Ich fand und finde diesen Gedanken fürchterlich und in meiner Beschäftigung mit dem Thema bin ich damals auch auf Friedrich Schiller gestoßen, der den Satz gesagt hat, wonach es “die Schönheit ist, durch welche man zu der Freiheit wandert”. Dieser Satz ist ein wahrhaft poetischer Satz. Er ist für manche vielleicht wirklich zu schön, um wahr zu sein, gar zu naiv. Und auch ich habe mich zunächst schwergetan damit, die Bedeutung dieses Satzes zu verstehen. Inzwischen glaube ich, dass ich einen ganz guten Zugang dazu gefunden habe, wie dieser Satz Sinn macht.
Davon möchte ich dir heute berichten.
Friedrich Schiller ist ein Dichter gewesen, der vor über 250 Jahren geboren wurde und der unter Bedingungen lebte, in denen Monarchen, Fürsten, über “ihr Volk” herrschten. Und viele dieser Fürsten waren auch Menschen, die sich und ihresgleichen für etwas Besseres hielten. Menschen, die glaubten, dass Gott sie in diese Herrschaft eingesetzt habe, woraus sich auch ihr eingebildetes Vorrecht ableitete.
Schiller hat mit diesem Vorrecht und besonders mit den konkreten Handlungen jener Monarchen in der damaligen Zeit arge Probleme gehabt. Schiller war ein Mann, der seinerseits eine sehr gute Bildung erhalten hatte, die unter anderem auch die griechischen Philosophen, die griechische Klassik, also Platon, Pythagoras, Archimedes und auch viele andere Humanisten in ihrer Folge umfasst hat. Es ist eine Bildung gewesen, wie sie auch Moses Mendelssohn erfahren hatte, der ja nur wenige Jahrzehnte vor Friedrich Schiller lebte, und auf den diese Morgenstunden in ihrem Ansatz als Inspiration zurückgehen.
Friedrich Schiller hat dann damals seine Begabung als Dichter und Philosoph entdeckt. Er hat also mit Worten und in Texten in seiner Zeit gewirkt. Er hat seine Zeit aber auch beobachtet. Schiller war überzeugt, dass es möglich ist, den Menschen zu “veredeln”, aber eben nicht durch Auslese einiger weniger, sondern dadurch, dass dem einzelnen Menschen geholfen wird, seine durch Geburt gegebene göttliche Anlage zu realisieren. Es ist ein Gedanke, den vor Schiller auch viele andere Philosophen und Gelehrte geteilt haben, unter anderem auch Philosophen jenseits der Grenzen von Europa, wie zum Beispiel Konfuzius, der vor bald 2500 Jahren in China wirkte. Allen diesen Philosophen (und Philosophie ist die Liebe und die Suche der Weisheit) ist es gemeinsam, dass sie die Welt betrachten in ihrem physischen Sein und gleichzeitig die Ursache, den Urgrund des Lebens, zu dieser physischen Realität in Beziehung gesetzt haben. Insofern haben alle Philosophen diese göttliche Anlage im Menschen erkannt.

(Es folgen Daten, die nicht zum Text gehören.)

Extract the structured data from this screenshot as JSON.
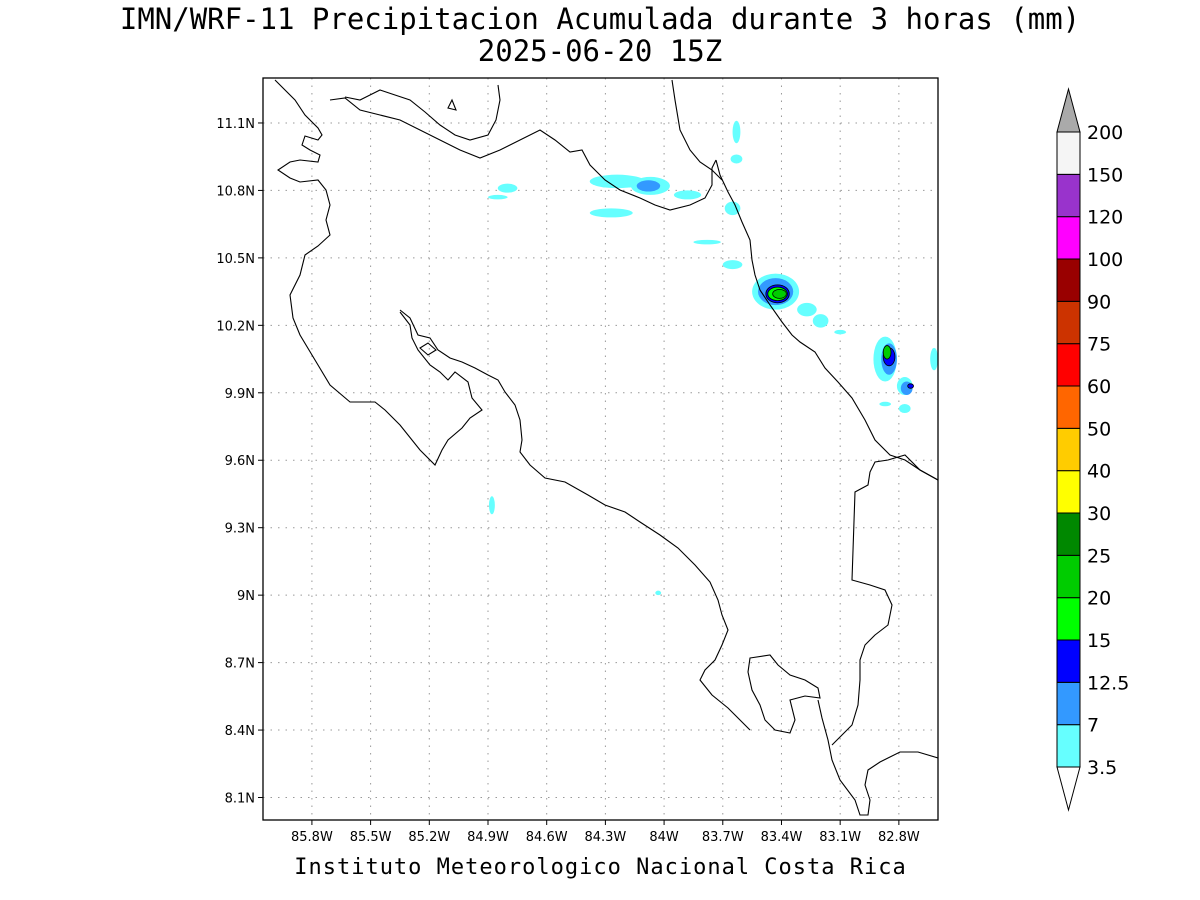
{
  "title_line1": "IMN/WRF-11 Precipitacion Acumulada durante 3 horas (mm)",
  "title_line2": "2025-06-20 15Z",
  "footer": "Instituto Meteorologico Nacional Costa Rica",
  "map": {
    "lon_range": [
      -86.05,
      -82.6
    ],
    "lat_range": [
      8.0,
      11.3
    ],
    "lat_ticks": [
      {
        "value": 11.1,
        "label": "11.1N"
      },
      {
        "value": 10.8,
        "label": "10.8N"
      },
      {
        "value": 10.5,
        "label": "10.5N"
      },
      {
        "value": 10.2,
        "label": "10.2N"
      },
      {
        "value": 9.9,
        "label": "9.9N"
      },
      {
        "value": 9.6,
        "label": "9.6N"
      },
      {
        "value": 9.3,
        "label": "9.3N"
      },
      {
        "value": 9.0,
        "label": "9N"
      },
      {
        "value": 8.7,
        "label": "8.7N"
      },
      {
        "value": 8.4,
        "label": "8.4N"
      },
      {
        "value": 8.1,
        "label": "8.1N"
      }
    ],
    "lon_ticks": [
      {
        "value": -85.8,
        "label": "85.8W"
      },
      {
        "value": -85.5,
        "label": "85.5W"
      },
      {
        "value": -85.2,
        "label": "85.2W"
      },
      {
        "value": -84.9,
        "label": "84.9W"
      },
      {
        "value": -84.6,
        "label": "84.6W"
      },
      {
        "value": -84.3,
        "label": "84.3W"
      },
      {
        "value": -84.0,
        "label": "84W"
      },
      {
        "value": -83.7,
        "label": "83.7W"
      },
      {
        "value": -83.4,
        "label": "83.4W"
      },
      {
        "value": -83.1,
        "label": "83.1W"
      },
      {
        "value": -82.8,
        "label": "82.8W"
      }
    ],
    "grid": true
  },
  "colorbar": {
    "levels": [
      "3.5",
      "7",
      "12.5",
      "15",
      "20",
      "25",
      "30",
      "40",
      "50",
      "60",
      "75",
      "90",
      "100",
      "120",
      "150",
      "200"
    ],
    "colors": [
      "#66ffff",
      "#3399ff",
      "#0000ff",
      "#00ff00",
      "#00cc00",
      "#008800",
      "#ffff00",
      "#ffcc00",
      "#ff6600",
      "#ff0000",
      "#cc3300",
      "#990000",
      "#ff00ff",
      "#9933cc",
      "#f5f5f5"
    ],
    "upper_arrow_color": "#aaaaaa",
    "lower_arrow_color": "#ffffff"
  },
  "precip_cells": [
    {
      "lon": -84.24,
      "lat": 10.84,
      "level": 0,
      "rx": 0.14,
      "ry": 0.03
    },
    {
      "lon": -84.07,
      "lat": 10.82,
      "level": 0,
      "rx": 0.1,
      "ry": 0.04
    },
    {
      "lon": -84.08,
      "lat": 10.82,
      "level": 1,
      "rx": 0.06,
      "ry": 0.025
    },
    {
      "lon": -83.88,
      "lat": 10.78,
      "level": 0,
      "rx": 0.07,
      "ry": 0.02
    },
    {
      "lon": -84.27,
      "lat": 10.7,
      "level": 0,
      "rx": 0.11,
      "ry": 0.02
    },
    {
      "lon": -84.8,
      "lat": 10.81,
      "level": 0,
      "rx": 0.05,
      "ry": 0.02
    },
    {
      "lon": -84.85,
      "lat": 10.77,
      "level": 0,
      "rx": 0.05,
      "ry": 0.01
    },
    {
      "lon": -83.63,
      "lat": 11.06,
      "level": 0,
      "rx": 0.02,
      "ry": 0.05
    },
    {
      "lon": -83.63,
      "lat": 10.94,
      "level": 0,
      "rx": 0.03,
      "ry": 0.02
    },
    {
      "lon": -83.65,
      "lat": 10.72,
      "level": 0,
      "rx": 0.04,
      "ry": 0.03
    },
    {
      "lon": -83.78,
      "lat": 10.57,
      "level": 0,
      "rx": 0.07,
      "ry": 0.01
    },
    {
      "lon": -83.65,
      "lat": 10.47,
      "level": 0,
      "rx": 0.05,
      "ry": 0.02
    },
    {
      "lon": -83.43,
      "lat": 10.35,
      "level": 0,
      "rx": 0.12,
      "ry": 0.08
    },
    {
      "lon": -83.43,
      "lat": 10.35,
      "level": 1,
      "rx": 0.09,
      "ry": 0.06
    },
    {
      "lon": -83.42,
      "lat": 10.34,
      "level": 2,
      "rx": 0.06,
      "ry": 0.04
    },
    {
      "lon": -83.42,
      "lat": 10.34,
      "level": 3,
      "rx": 0.05,
      "ry": 0.03
    },
    {
      "lon": -83.41,
      "lat": 10.34,
      "level": 4,
      "rx": 0.035,
      "ry": 0.02
    },
    {
      "lon": -83.27,
      "lat": 10.27,
      "level": 0,
      "rx": 0.05,
      "ry": 0.03
    },
    {
      "lon": -83.2,
      "lat": 10.22,
      "level": 0,
      "rx": 0.04,
      "ry": 0.03
    },
    {
      "lon": -82.87,
      "lat": 10.05,
      "level": 0,
      "rx": 0.06,
      "ry": 0.1
    },
    {
      "lon": -82.85,
      "lat": 10.05,
      "level": 1,
      "rx": 0.04,
      "ry": 0.07
    },
    {
      "lon": -82.85,
      "lat": 10.06,
      "level": 2,
      "rx": 0.03,
      "ry": 0.04
    },
    {
      "lon": -82.86,
      "lat": 10.08,
      "level": 4,
      "rx": 0.02,
      "ry": 0.03
    },
    {
      "lon": -82.77,
      "lat": 9.93,
      "level": 0,
      "rx": 0.04,
      "ry": 0.04
    },
    {
      "lon": -82.76,
      "lat": 9.92,
      "level": 1,
      "rx": 0.03,
      "ry": 0.03
    },
    {
      "lon": -82.74,
      "lat": 9.93,
      "level": 2,
      "rx": 0.015,
      "ry": 0.01
    },
    {
      "lon": -82.62,
      "lat": 10.05,
      "level": 0,
      "rx": 0.02,
      "ry": 0.05
    },
    {
      "lon": -83.1,
      "lat": 10.17,
      "level": 0,
      "rx": 0.03,
      "ry": 0.01
    },
    {
      "lon": -82.77,
      "lat": 9.83,
      "level": 0,
      "rx": 0.03,
      "ry": 0.02
    },
    {
      "lon": -82.87,
      "lat": 9.85,
      "level": 0,
      "rx": 0.03,
      "ry": 0.01
    },
    {
      "lon": -84.88,
      "lat": 9.4,
      "level": 0,
      "rx": 0.015,
      "ry": 0.04
    },
    {
      "lon": -84.03,
      "lat": 9.01,
      "level": 0,
      "rx": 0.015,
      "ry": 0.01
    }
  ]
}
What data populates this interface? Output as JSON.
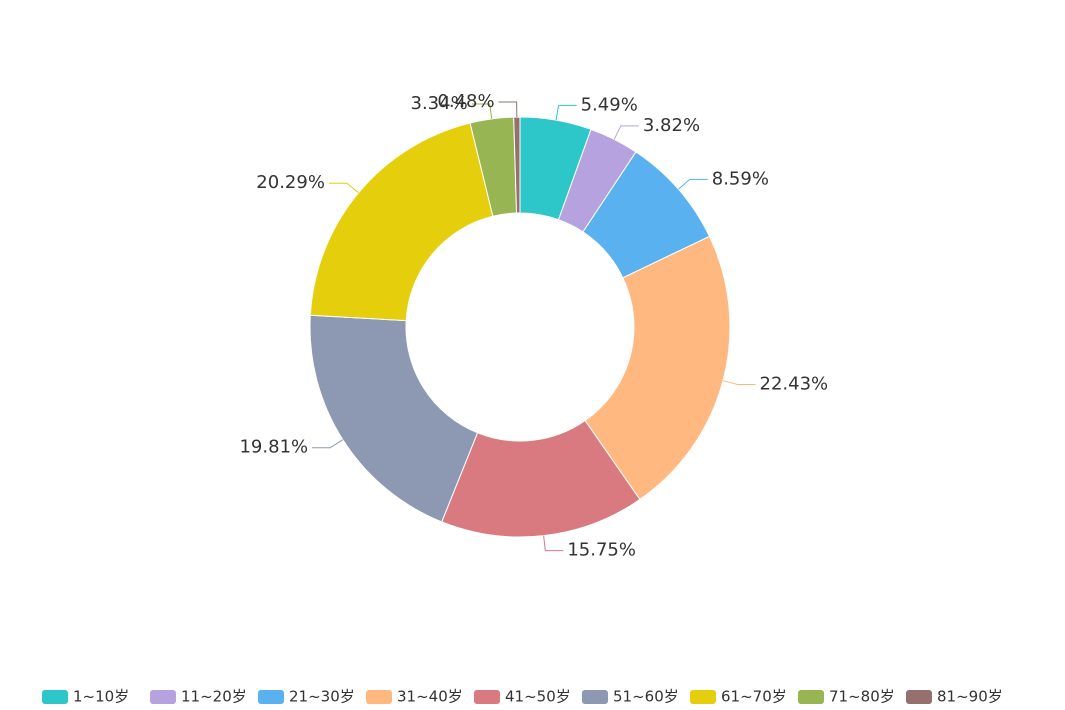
{
  "chart_data": {
    "type": "donut",
    "categories": [
      "1~10岁",
      "11~20岁",
      "21~30岁",
      "31~40岁",
      "41~50岁",
      "51~60岁",
      "61~70岁",
      "71~80岁",
      "81~90岁"
    ],
    "values": [
      5.49,
      3.82,
      8.59,
      22.43,
      15.75,
      19.81,
      20.29,
      3.34,
      0.48
    ],
    "value_labels": [
      "5.49%",
      "3.82%",
      "8.59%",
      "22.43%",
      "15.75%",
      "19.81%",
      "20.29%",
      "3.34%",
      "0.48%"
    ],
    "colors": [
      "#2ec7c9",
      "#b6a2de",
      "#5ab1ef",
      "#ffb980",
      "#d87a80",
      "#8d98b3",
      "#e5cf0d",
      "#97b552",
      "#95706d"
    ],
    "legend": "bottom"
  }
}
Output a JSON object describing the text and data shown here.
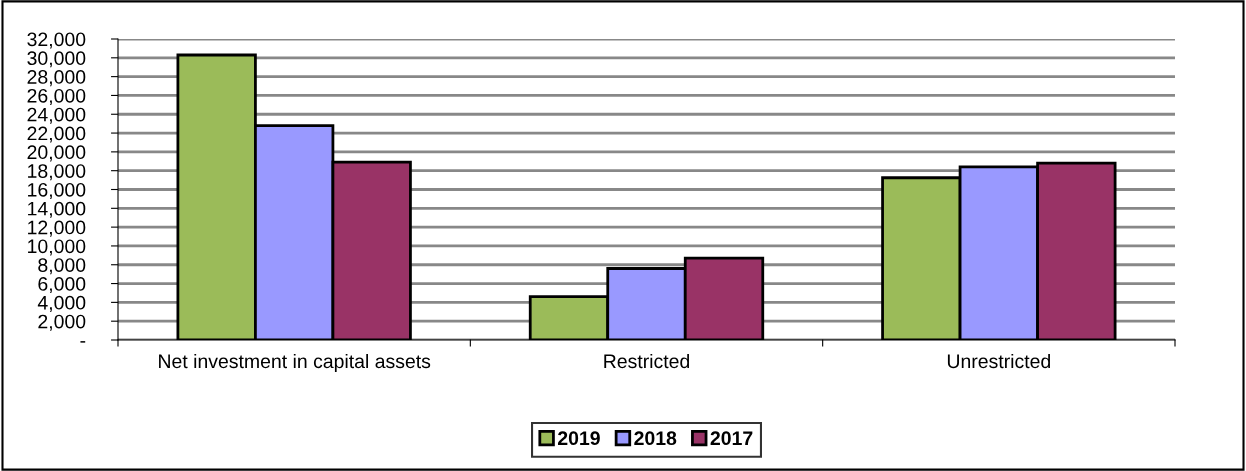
{
  "chart_data": {
    "type": "bar",
    "categories": [
      "Net investment in capital assets",
      "Restricted",
      "Unrestricted"
    ],
    "series": [
      {
        "name": "2019",
        "color": "#9bbb59",
        "values": [
          30300,
          4600,
          17250
        ]
      },
      {
        "name": "2018",
        "color": "#9999ff",
        "values": [
          22800,
          7600,
          18400
        ]
      },
      {
        "name": "2017",
        "color": "#993366",
        "values": [
          18900,
          8700,
          18800
        ]
      }
    ],
    "ylim": [
      0,
      32000
    ],
    "yticks": [
      {
        "value": 0,
        "label": "-"
      },
      {
        "value": 2000,
        "label": "2,000"
      },
      {
        "value": 4000,
        "label": "4,000"
      },
      {
        "value": 6000,
        "label": "6,000"
      },
      {
        "value": 8000,
        "label": "8,000"
      },
      {
        "value": 10000,
        "label": "10,000"
      },
      {
        "value": 12000,
        "label": "12,000"
      },
      {
        "value": 14000,
        "label": "14,000"
      },
      {
        "value": 16000,
        "label": "16,000"
      },
      {
        "value": 18000,
        "label": "18,000"
      },
      {
        "value": 20000,
        "label": "20,000"
      },
      {
        "value": 22000,
        "label": "22,000"
      },
      {
        "value": 24000,
        "label": "24,000"
      },
      {
        "value": 26000,
        "label": "26,000"
      },
      {
        "value": 28000,
        "label": "28,000"
      },
      {
        "value": 30000,
        "label": "30,000"
      },
      {
        "value": 32000,
        "label": "32,000"
      }
    ],
    "grid": "y",
    "legend": "bottom"
  }
}
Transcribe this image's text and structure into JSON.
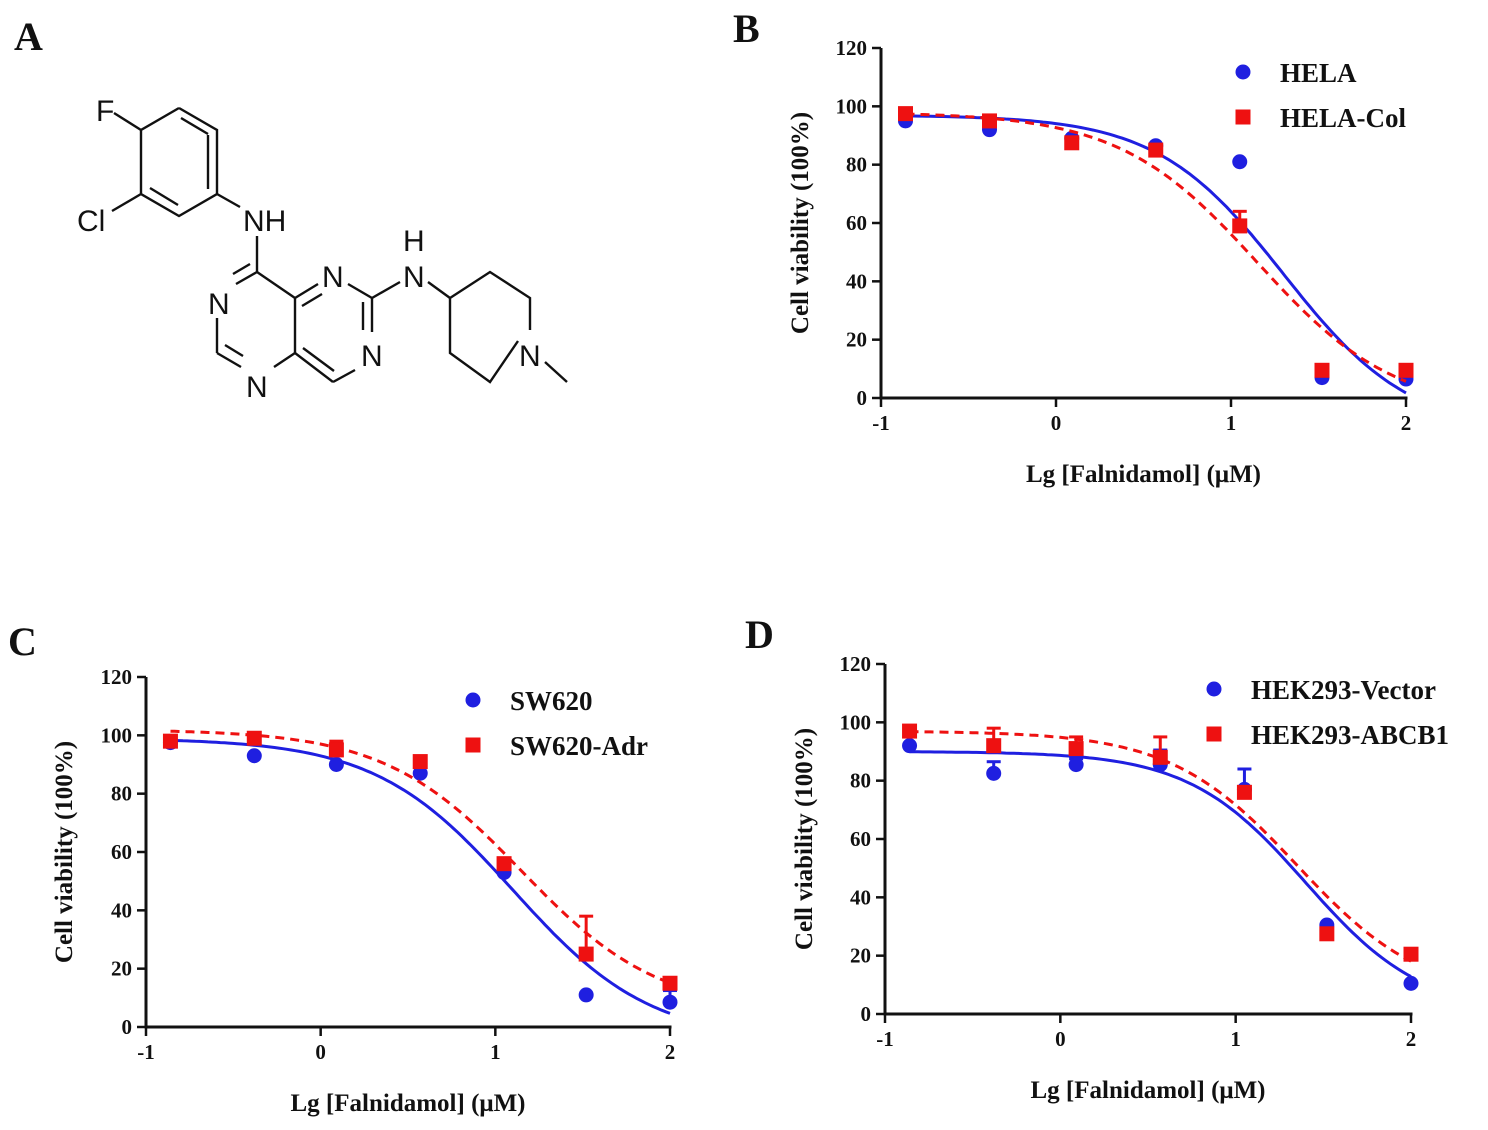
{
  "panels": {
    "A": "A",
    "B": "B",
    "C": "C",
    "D": "D"
  },
  "structure": {
    "name": "Falnidamol",
    "atoms": {
      "F": "F",
      "Cl": "Cl",
      "NH1": "NH",
      "N3": "N",
      "N1": "N",
      "N5": "N",
      "N7": "N",
      "NH2_H": "H",
      "NH2_N": "N",
      "Npip": "N"
    }
  },
  "colors": {
    "series1": "#1f1fe0",
    "series2": "#ee1111",
    "axis": "#111111"
  },
  "chart_data": [
    {
      "panel": "B",
      "type": "scatter",
      "xlabel": "Lg [Falnidamol] (μM)",
      "ylabel": "Cell viability (100%)",
      "xlim": [
        -1,
        2
      ],
      "ylim": [
        0,
        120
      ],
      "xticks": [
        -1,
        0,
        1,
        2
      ],
      "yticks": [
        0,
        20,
        40,
        60,
        80,
        100,
        120
      ],
      "legend_position": "top-right",
      "grid": false,
      "x": [
        -0.86,
        -0.38,
        0.09,
        0.57,
        1.05,
        1.52,
        2.0
      ],
      "series": [
        {
          "name": "HELA",
          "marker": "circle",
          "line": "solid",
          "values": [
            95,
            92,
            89,
            86.5,
            81,
            7,
            6.5
          ],
          "errors": [
            0,
            0,
            0,
            0,
            0,
            0,
            0
          ],
          "fit": {
            "top": 97,
            "bottom": -12,
            "logIC50": 1.3,
            "hill": 1.2
          }
        },
        {
          "name": "HELA-Col",
          "marker": "square",
          "line": "dashed",
          "values": [
            97.5,
            95,
            87.5,
            85,
            59,
            9.5,
            9.5
          ],
          "errors": [
            0,
            1.5,
            0,
            0,
            5,
            0,
            0
          ],
          "fit": {
            "top": 98,
            "bottom": -5,
            "logIC50": 1.15,
            "hill": 1.1
          }
        }
      ]
    },
    {
      "panel": "C",
      "type": "scatter",
      "xlabel": "Lg [Falnidamol] (μM)",
      "ylabel": "Cell viability (100%)",
      "xlim": [
        -1,
        2
      ],
      "ylim": [
        0,
        120
      ],
      "xticks": [
        -1,
        0,
        1,
        2
      ],
      "yticks": [
        0,
        20,
        40,
        60,
        80,
        100,
        120
      ],
      "legend_position": "top-right",
      "grid": false,
      "x": [
        -0.86,
        -0.38,
        0.09,
        0.57,
        1.05,
        1.52,
        2.0
      ],
      "series": [
        {
          "name": "SW620",
          "marker": "circle",
          "line": "solid",
          "values": [
            97.5,
            93,
            90,
            87,
            53,
            11,
            8.5
          ],
          "errors": [
            0,
            0,
            0,
            0,
            0,
            0,
            4
          ],
          "fit": {
            "top": 99,
            "bottom": -5,
            "logIC50": 1.1,
            "hill": 1.1
          }
        },
        {
          "name": "SW620-Adr",
          "marker": "square",
          "line": "dashed",
          "values": [
            98,
            99,
            95,
            91,
            56,
            25,
            15
          ],
          "errors": [
            0,
            1,
            3,
            0,
            1,
            13,
            0
          ],
          "fit": {
            "top": 102,
            "bottom": 5,
            "logIC50": 1.15,
            "hill": 1.1
          }
        }
      ]
    },
    {
      "panel": "D",
      "type": "scatter",
      "xlabel": "Lg [Falnidamol] (μM)",
      "ylabel": "Cell viability (100%)",
      "xlim": [
        -1,
        2
      ],
      "ylim": [
        0,
        120
      ],
      "xticks": [
        -1,
        0,
        1,
        2
      ],
      "yticks": [
        0,
        20,
        40,
        60,
        80,
        100,
        120
      ],
      "legend_position": "top-right",
      "grid": false,
      "x": [
        -0.86,
        -0.38,
        0.09,
        0.57,
        1.05,
        1.52,
        2.0
      ],
      "series": [
        {
          "name": "HEK293-Vector",
          "marker": "circle",
          "line": "solid",
          "values": [
            92,
            82.5,
            85.5,
            85.5,
            77,
            30.5,
            10.5
          ],
          "errors": [
            4,
            4,
            2,
            5,
            7,
            0,
            0
          ],
          "fit": {
            "top": 90,
            "bottom": 0,
            "logIC50": 1.4,
            "hill": 1.3
          }
        },
        {
          "name": "HEK293-ABCB1",
          "marker": "square",
          "line": "dashed",
          "values": [
            97,
            92,
            91,
            88,
            76,
            27.5,
            20.5
          ],
          "errors": [
            0,
            6,
            4,
            7,
            0,
            0,
            0
          ],
          "fit": {
            "top": 97,
            "bottom": 5,
            "logIC50": 1.35,
            "hill": 1.2
          }
        }
      ]
    }
  ]
}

Sie haben übrigens Gedankendinge mit ihrer Vernunft kreativ erschaffen und in ihrer Kunst, der Philosophie, ausgedrückt. Das hat auch Friedrich Schiller getan. Er lebte in der Zeit der Aufklärung, und diese Zeit vor etwa 250 Jahren war geprägt von einem Streben nach Erkenntnis und Anwendung der Vernunft.
Es wurde damals nachgedacht über die universellen Menschenrechte und über Gleichheit, Freiheit und Brüderlichkeit, also Werte, die mit dem Anspruch des Rechts zur absoluten Herrschaft einiger weniger Fürsten über viele Untertanen im Widerspruch standen.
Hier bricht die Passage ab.